Of course, anything else is probably gonna have worse UX, because it won't have all the infra pre-built and auto-configured for you.

Also you'll need at least one publicly-accessible server to be the Internet-facing side of it, and that part would necessarily not be free, unless you can get by on some free-tier VM somewhere.

[+] Thaxll|3 years ago|reply
5% is it because you inject traces in 5% of requests?
[+] INeedMoreRam|3 years ago|reply

[deleted]

[+] rubenv|3 years ago|reply
If you feel entitled to be negative; please demonstrate that you are perfect and never make a mistake.

Be a human: mistakes and problems happen, that's a fact of life. What matters is how you act upon them.

[+] iancmceachern|3 years ago|reply
A bit of an aside, but maybe not.

I live on the same block as the Cloudfare headquarters. They have a big common space that has open windows to the street. They have some big projectors that play what are basically Screensavers on the wall in this common space, visible from the street. For months now one of these big wall sized projections has had in large white letters "this copy of office is not legit, please contact Microsoft to purchase a legit license of windows " (I paraphrase a bit). This seems like something they should address, no?

[+] nottorp|3 years ago|reply
I strongly doubt they don't have enough office licenses. What's probably happening is no one can be bothered to fix the user hostile copy protection.

I bet cracked versions of Office don't display that message, so it's an indication that this one is actually legit :)

[+] fogolon|3 years ago|reply
It doesn't surprise me that they are heavy on the marketing and light on the detail. Also fits with every outage they've had large enough for others to notice, the root cause is always some embarrassingly simple cock-up that only an intern would make.
[+] iancmceachern|3 years ago|reply
I'm replying to my own comment to note that I'm getting downvoted for calling out a big company for what seems like software theft. That seems odd as I'm seemingly not the one in the wrong, I'm just sharing a simple observation.
[+] rat9988|3 years ago|reply
Have you ever considered contacting them instead of public shaming?
[+] londons_explore|3 years ago|reply
> Once identified we expedited a rollback which completed in 87 minutes

Roll forwards and back should usually be done slowly and carefully.
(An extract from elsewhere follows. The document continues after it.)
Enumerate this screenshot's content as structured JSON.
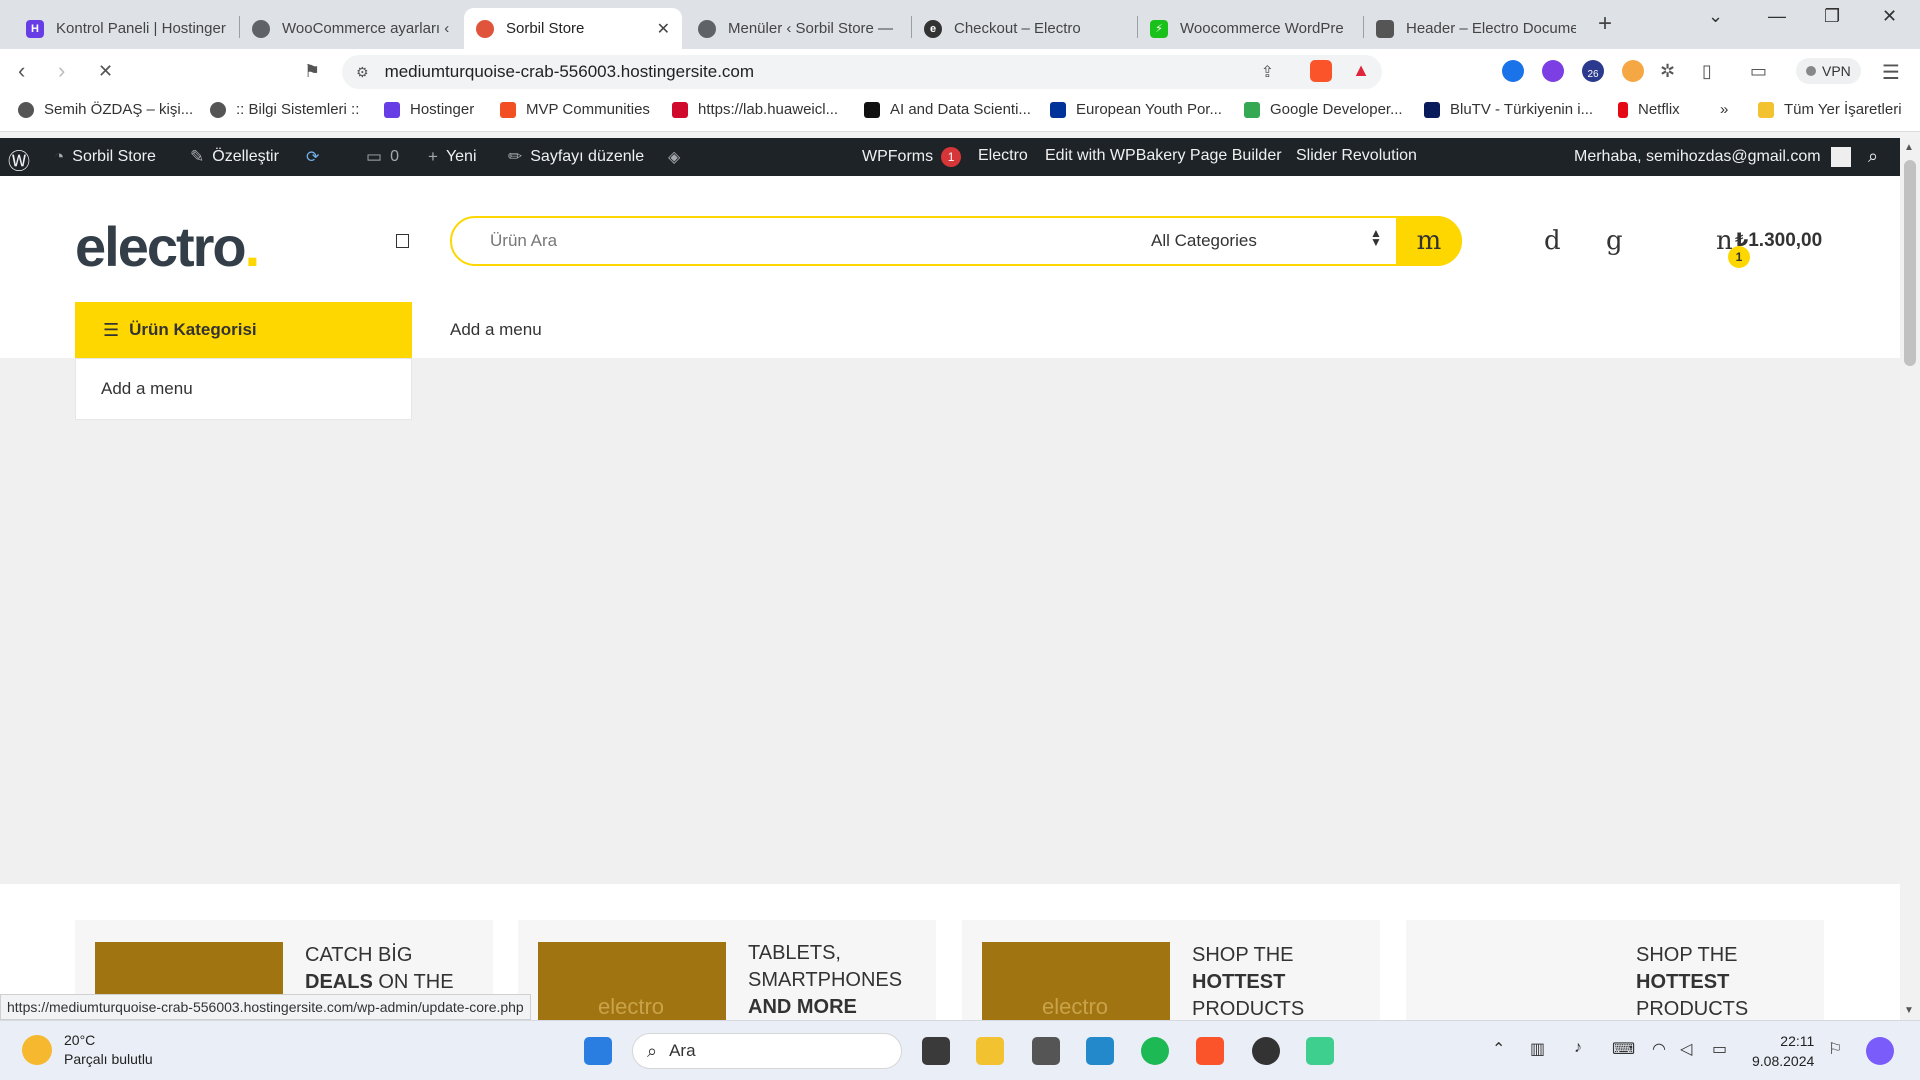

However, during a major outage, there is a good reason to do the rollback very fast. Ie. Within 1 minute. Fast rollbacks end any outage sooner. And if your service is already down, you have nothing to lose and everything to gain.
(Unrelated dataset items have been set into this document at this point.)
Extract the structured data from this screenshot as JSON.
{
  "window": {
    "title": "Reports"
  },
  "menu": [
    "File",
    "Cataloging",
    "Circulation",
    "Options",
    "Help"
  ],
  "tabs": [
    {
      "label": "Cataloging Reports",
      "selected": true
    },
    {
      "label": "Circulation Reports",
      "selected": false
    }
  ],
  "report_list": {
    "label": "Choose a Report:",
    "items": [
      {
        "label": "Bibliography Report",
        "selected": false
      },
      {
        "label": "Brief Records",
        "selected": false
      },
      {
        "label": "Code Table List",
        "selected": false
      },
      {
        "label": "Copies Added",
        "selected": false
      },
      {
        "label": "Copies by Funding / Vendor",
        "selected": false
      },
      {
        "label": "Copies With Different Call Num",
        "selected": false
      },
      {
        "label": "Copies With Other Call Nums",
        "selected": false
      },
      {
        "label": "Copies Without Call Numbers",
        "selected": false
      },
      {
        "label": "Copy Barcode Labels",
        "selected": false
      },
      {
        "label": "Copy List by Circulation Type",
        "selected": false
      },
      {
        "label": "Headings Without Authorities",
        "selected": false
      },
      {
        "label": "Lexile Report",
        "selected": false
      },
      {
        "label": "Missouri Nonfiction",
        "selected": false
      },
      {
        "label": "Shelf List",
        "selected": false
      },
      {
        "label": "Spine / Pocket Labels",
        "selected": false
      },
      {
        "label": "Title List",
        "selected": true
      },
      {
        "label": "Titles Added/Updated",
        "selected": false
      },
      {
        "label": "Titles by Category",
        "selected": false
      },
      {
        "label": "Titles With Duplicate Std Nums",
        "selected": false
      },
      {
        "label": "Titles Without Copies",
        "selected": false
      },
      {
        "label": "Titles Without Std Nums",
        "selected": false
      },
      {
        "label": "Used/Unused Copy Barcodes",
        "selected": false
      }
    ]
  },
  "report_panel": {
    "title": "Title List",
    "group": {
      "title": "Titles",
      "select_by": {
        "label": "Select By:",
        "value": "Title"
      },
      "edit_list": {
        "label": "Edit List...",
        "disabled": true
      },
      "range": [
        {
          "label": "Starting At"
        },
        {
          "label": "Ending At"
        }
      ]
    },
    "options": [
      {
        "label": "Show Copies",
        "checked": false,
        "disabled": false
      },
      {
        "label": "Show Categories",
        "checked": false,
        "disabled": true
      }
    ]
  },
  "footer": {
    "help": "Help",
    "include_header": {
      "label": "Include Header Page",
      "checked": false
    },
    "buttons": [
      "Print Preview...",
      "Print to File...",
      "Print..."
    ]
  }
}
That provides an interesting infrastructure problem. Fast rollbacks probably involve restarting a large number of servers, having a large number of cold caches, etc. You can find new bugs that only rear their heads during a fast rollback. Things like docker registries getting overloaded, kubernetes control plane being overloaded, other services becoming unhealthy due to a large influx of requests, etc.

The traditional approach is 'dont take risks, don't do a fast rollback'. But that can double or more the length of your downtime. Especially if you roll back the wrong thing first.

I'd therefore encourage preparing ahead of time for fast rollbacks. The dev/test environment should automatically do 'big bang' rollbacks every week. Production rollbacks should even be practiced from time to time, getting faster and faster each time, keeping an eye on metrics to look for instability.

[+] oefrha|3 years ago|reply
> And if your service is already down, you have nothing to lose and everything to gain.

They had a 5% request failure rate at the peak of this outage. So a botched rollback could definitely do more harm than good if the impact isn’t 100% understood.

[+] vitus|3 years ago|reply
There have been YouTube outages that were exacerbated precisely because the SRE teams explicitly trained for the disaster scenario where everything is hard down and needs to be brought back as quickly as possible.
[+] avereveard|3 years ago|reply
> The impact lasted for almost six hours in total.

And faster monitoring, they detected the issue after 4.5 hours and took one to fix

[+] quickthrower2|3 years ago|reply
Another chaos monkey case? Just do a fast rollback every day your D10 rolls a 1.